The necessary ingredients for a successful survey are a universal listing of all members of the population, a sampling that assured each member had a known positive chance of selection, successful measurement of those sample members, and statistical analysis reflecting the sampling process. With those ingredients the researcher was assured of unbiased estimates of the full universe of members with calculable margins of error.
Surveys offer simultaneous uniform measurement of many attributes of the sample members designed by the researchers themselves, but they were slow to conduct and, because of high costs, weak on reliable spatial or subgroup description. Further, with growing difficulties of obtaining high participation rates, survey costs have risen much higher than inflation.
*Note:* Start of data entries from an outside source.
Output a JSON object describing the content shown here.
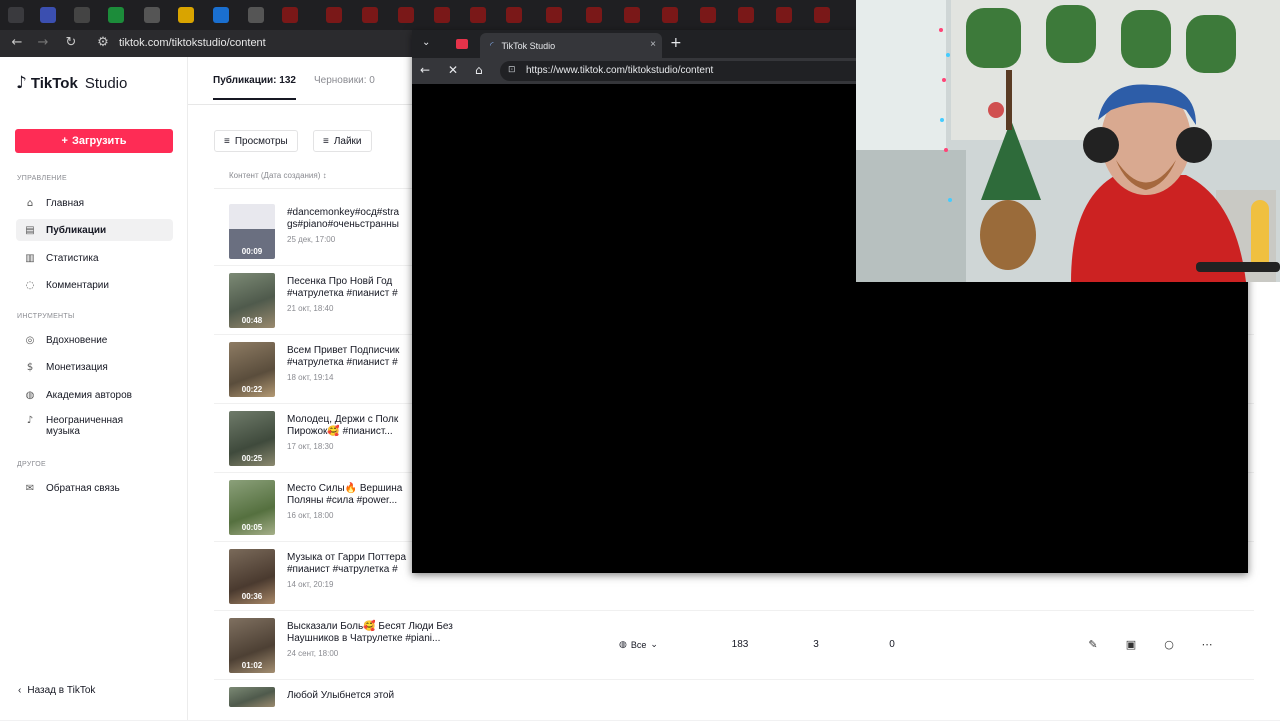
{
  "browser_back": {
    "url": "tiktok.com/tiktokstudio/content"
  },
  "browser_front": {
    "tab_title": "TikTok Studio",
    "url": "https://www.tiktok.com/tiktokstudio/content",
    "new_tab_symbol": "+",
    "close_symbol": "×"
  },
  "sidebar": {
    "logo": "TikTok",
    "logo_sub": "Studio",
    "upload_label": "Загрузить",
    "sections": {
      "manage": "УПРАВЛЕНИЕ",
      "tools": "ИНСТРУМЕНТЫ",
      "other": "ДРУГОЕ"
    },
    "items": [
      {
        "label": "Главная",
        "icon": "home-icon"
      },
      {
        "label": "Публикации",
        "icon": "posts-icon"
      },
      {
        "label": "Статистика",
        "icon": "stats-icon"
      },
      {
        "label": "Комментарии",
        "icon": "comments-icon"
      },
      {
        "label": "Вдохновение",
        "icon": "lightbulb-icon"
      },
      {
        "label": "Монетизация",
        "icon": "money-icon"
      },
      {
        "label": "Академия авторов",
        "icon": "academy-icon"
      },
      {
        "label": "Неограниченная\nмузыка",
        "icon": "music-icon"
      },
      {
        "label": "Обратная связь",
        "icon": "feedback-icon"
      }
    ],
    "back_label": "Назад в TikTok"
  },
  "main": {
    "tab_published": "Публикации: 132",
    "tab_drafts": "Черновики: 0",
    "filters": [
      "Просмотры",
      "Лайки"
    ],
    "column_header": "Контент (Дата создания)",
    "rows": [
      {
        "title": "#dancemonkey#осд#stra\ngs#piano#оченьстранны",
        "date": "25 дек, 17:00",
        "duration": "00:09"
      },
      {
        "title": "Песенка Про Новй Год \n#чатрулетка #пианист #",
        "date": "21 окт, 18:40",
        "duration": "00:48"
      },
      {
        "title": "Всем Привет Подписчик\n#чатрулетка #пианист #",
        "date": "18 окт, 19:14",
        "duration": "00:22"
      },
      {
        "title": "Молодец, Держи с Полк\nПирожок🥰 #пианист...",
        "date": "17 окт, 18:30",
        "duration": "00:25"
      },
      {
        "title": "Место Силы🔥 Вершина\nПоляны #сила #power...",
        "date": "16 окт, 18:00",
        "duration": "00:05"
      },
      {
        "title": "Музыка от Гарри Поттера\n#пианист #чатрулетка #",
        "date": "14 окт, 20:19",
        "duration": "00:36"
      },
      {
        "title": "Высказали Боль🥰 Бесят Люди Без\nНаушников в Чатрулетке #piani...",
        "date": "24 сент, 18:00",
        "duration": "01:02",
        "privacy": "Все",
        "views": "183",
        "likes": "3",
        "comments": "0"
      },
      {
        "title": "Любой Улыбнется этой",
        "date": "",
        "duration": ""
      }
    ]
  }
}
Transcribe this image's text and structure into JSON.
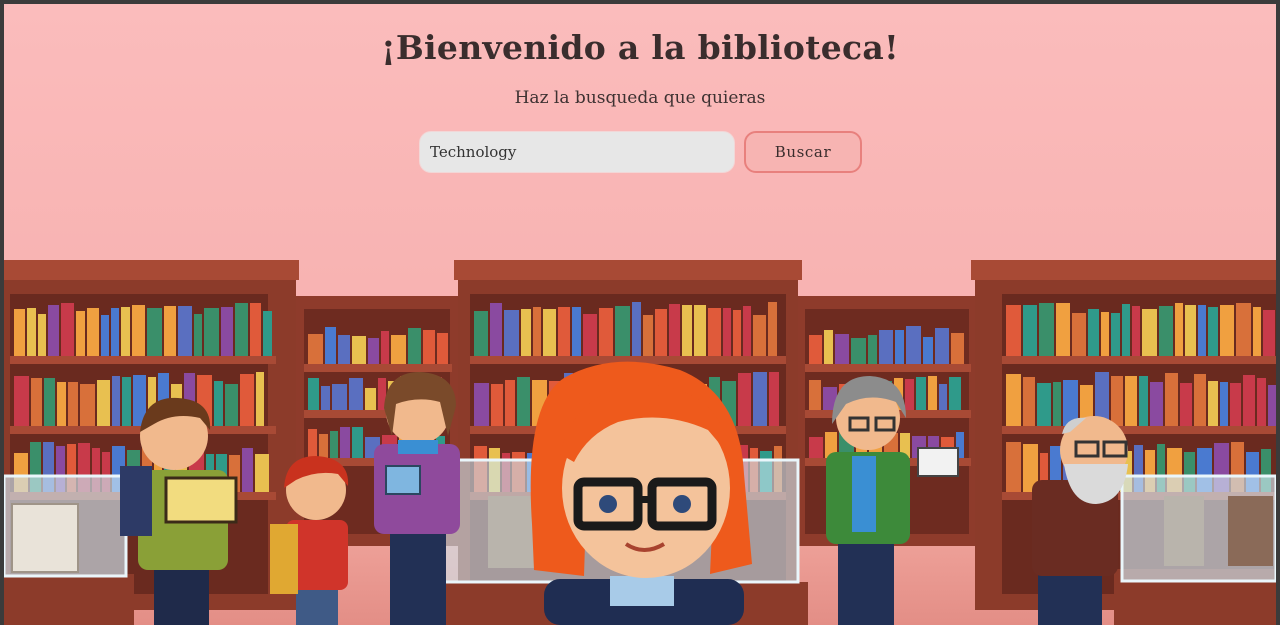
{
  "header": {
    "title": "¡Bienvenido a la biblioteca!",
    "subtitle": "Haz la busqueda que quieras"
  },
  "search": {
    "value": "Technology",
    "button_label": "Buscar"
  },
  "colors": {
    "background": "#fbbcbc",
    "input_bg": "#e7e7e7",
    "button_bg": "#f7b4b2",
    "button_border": "#e8807d",
    "title_text": "#3a2d2d"
  },
  "illustration": {
    "name": "pixel-art-library-scene"
  }
}
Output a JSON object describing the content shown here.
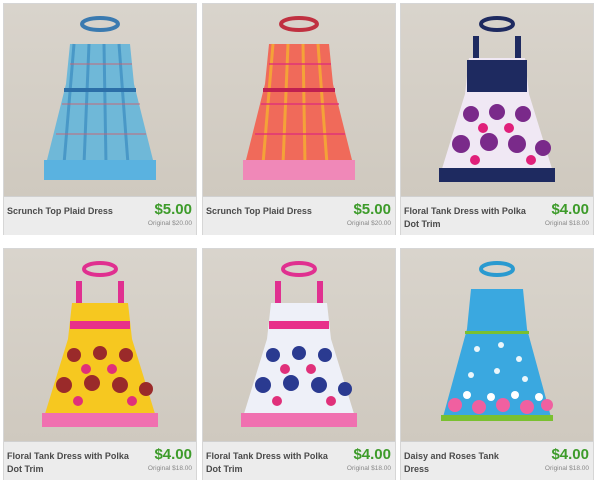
{
  "products": [
    {
      "title": "Scrunch Top Plaid Dress",
      "price": "$5.00",
      "original": "Original $20.00",
      "image": "plaid-dress-blue"
    },
    {
      "title": "Scrunch Top Plaid Dress",
      "price": "$5.00",
      "original": "Original $20.00",
      "image": "plaid-dress-pink"
    },
    {
      "title": "Floral Tank Dress with Polka Dot Trim",
      "price": "$4.00",
      "original": "Original $18.00",
      "image": "floral-dress-purple"
    },
    {
      "title": "Floral Tank Dress with Polka Dot Trim",
      "price": "$4.00",
      "original": "Original $18.00",
      "image": "floral-dress-yellow"
    },
    {
      "title": "Floral Tank Dress with Polka Dot Trim",
      "price": "$4.00",
      "original": "Original $18.00",
      "image": "floral-dress-blue"
    },
    {
      "title": "Daisy and Roses Tank Dress",
      "price": "$4.00",
      "original": "Original $18.00",
      "image": "daisy-roses-dress"
    }
  ],
  "colors": {
    "price": "#3d9b2a",
    "background": "#ffffff"
  }
}
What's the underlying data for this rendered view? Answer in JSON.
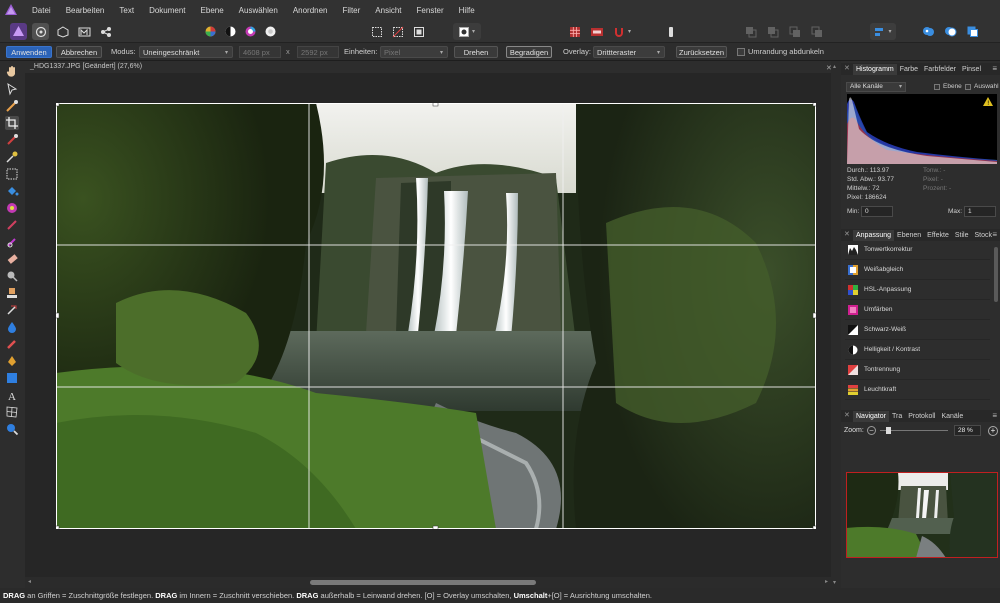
{
  "menu": [
    "Datei",
    "Bearbeiten",
    "Text",
    "Dokument",
    "Ebene",
    "Auswählen",
    "Anordnen",
    "Filter",
    "Ansicht",
    "Fenster",
    "Hilfe"
  ],
  "context": {
    "apply": "Anwenden",
    "cancel": "Abbrechen",
    "mode_label": "Modus:",
    "mode_value": "Uneingeschränkt",
    "width": "4608 px",
    "x": "x",
    "height": "2592 px",
    "units_label": "Einheiten:",
    "units_value": "Pixel",
    "rotate": "Drehen",
    "straighten": "Begradigen",
    "overlay_label": "Overlay:",
    "overlay_value": "Drittteraster",
    "reset": "Zurücksetzen",
    "darken": "Umrandung abdunkeln"
  },
  "document": {
    "tab_title": "_HDG1337.JPG [Geändert] (27,6%)"
  },
  "histogram": {
    "tabs": [
      "Histogramm",
      "Farbe",
      "Farbfelder",
      "Pinsel"
    ],
    "channel": "Alle Kanäle",
    "layer": "Ebene",
    "selection": "Auswahl",
    "mean": "Durch.: 113.97",
    "stddev": "Std. Abw.: 93.77",
    "median": "Mittelw.: 72",
    "pixels": "Pixel: 186624",
    "tonal": "Tonw.: -",
    "pixel": "Pixel: -",
    "percent": "Prozent: -",
    "min_label": "Min:",
    "min_value": "0",
    "max_label": "Max:",
    "max_value": "1"
  },
  "adjustments": {
    "tabs": [
      "Anpassung",
      "Ebenen",
      "Effekte",
      "Stile",
      "Stock"
    ],
    "items": [
      "Tonwertkorrektur",
      "Weißabgleich",
      "HSL-Anpassung",
      "Umfärben",
      "Schwarz-Weiß",
      "Helligkeit / Kontrast",
      "Tontrennung",
      "Leuchtkraft"
    ]
  },
  "navigator": {
    "tabs": [
      "Navigator",
      "Tra",
      "Protokoll",
      "Kanäle"
    ],
    "zoom_label": "Zoom:",
    "zoom_value": "28 %",
    "minus": "−",
    "plus": "+"
  },
  "status": {
    "p1_bold": "DRAG",
    "p1": " an Griffen = Zuschnittgröße festlegen. ",
    "p2_bold": "DRAG",
    "p2": " im Innern = Zuschnitt verschieben. ",
    "p3_bold": "DRAG",
    "p3": " außerhalb = Leinwand drehen. [O] = Overlay umschalten, ",
    "p4_bold": "Umschalt",
    "p4": "+[O] = Ausrichtung umschalten."
  },
  "colors": {
    "accent": "#2b63b8",
    "app_purple": "#8a55c9"
  }
}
“Big Data” comes along. These are data that are sometimes auxiliary to other service activities (like search terms, credit card transactions, and webpage content) or social media (Twitter, Facebook, etc.). Increasingly, they are data from sensors (i.e., the internet of things) (e.g., fitness band data).
How do we get from the old paradigm of probability sample surveys to describe large populations to a new paradigm? Some believe now that the advantages of big data will kill off the sample survey. They note that the new data resources solve the timeliness weaknesses of the slow sample survey. They note that spatial granularity is nearly limitless because we can tag the data with GPS coordinates.
But the big data bring weaknesses also. First, they don’t cover well-defined populations. For example, we don’t know in what ways Twitter, Facebook, and other platform subscribers differ from the full human population. Are they systematically younger/older, more/less educated, richer/poorer, more/less socially active, etc.? Since not everyone is covered by these data systems the data themselves don’t tell us what part of the picture is missing.
Second, the new data systems tend to be lean in attributes — we can’t from individual data sets build a rich description of the population member on multiple characteristics at the same moment. Hence, some call them the “exhaust” of real life, not real life itself.
So, what’s a social scientist to do? It seems clear that one important step is attempting to exploit the spatial and temporal granularity of big data and universal coverage, standardized measurement, and multivariate nature of sample survey data. This will require combining these two types of data sources.
This won’t be easy. We’ll encounter mismatches on all dimensions. Measurement quality will differ between data sets; time of measurement will differ; spatial granularity will differ. Statistical models will have to be constructed to bridge those differences.
I foresee a world in which we’ll blend surveys covering full populations (not just members of a platform) with continuous-time, sensor, and other data on subsets of the population. That may become our standard paradigm. To evolve to this paradigm, we need careful and sustained work of social scientists, computer scientists, and mathematical statisticians. It won’t be successfully accomplished by one discipline alone.
Hence, the Massive Data Institute must be multidisciplinary of necessity and, if successful, will be interdisciplinary.